A pesar de que muchas veces parece prevalecer la intolerancia y la división, y de que algunos miembros de nuestra comunidad piensen que esta diversidad debe ser controlada y disminuida en razón de nuestra adhesión a una Iglesia “jerárquica”, creo que en la absoluta mayoría de los casos los católicos que se comprometen políticamente desde su identidad cristiana buscan honestamente el bien de la comunidad y que, mediante este compromiso, enriquecen finalmente a su propia tradición religiosa, que a través de sus discursos y praxis puede entrever nuevos significados del anuncio de salvación. Y a pesar de que no siempre es fácil, tengo la esperanza de que nuestras comunidades – académicas, pastorales, etc. – sean testimonio de diversidad.

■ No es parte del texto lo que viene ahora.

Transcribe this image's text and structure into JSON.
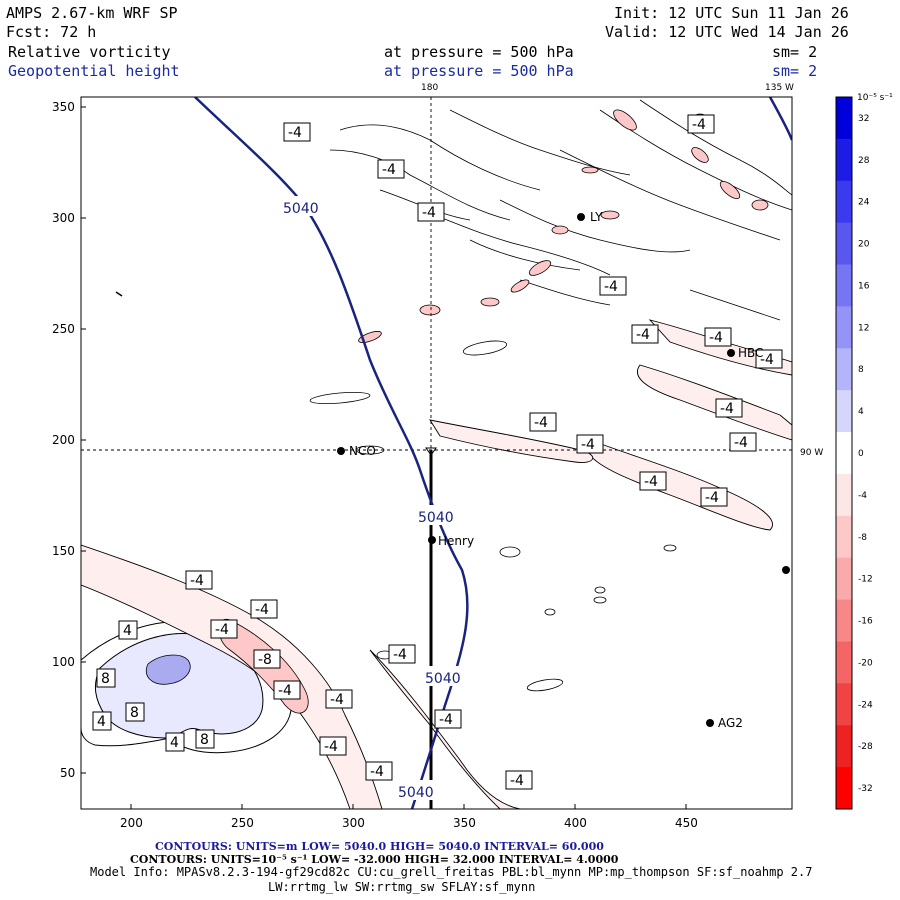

Por último, pienso que esta diversidad es perfectamente compatible con la noción eclesiológica de una iglesia jerárquica, precisamente, porque la misión de nuestra jerarquía no es cancelar arbitraria o artificialmente la diversidad interna de nuestra comunidad, sino abrir espacios donde este debate – que es infinito – pueda desplegarse bajo criterios de comunión y sinodalidad, que no den lugar a caricaturas sobre grados de autenticidad sino que nos permitan vivir, en todo su alcance y significado, la catolicidad.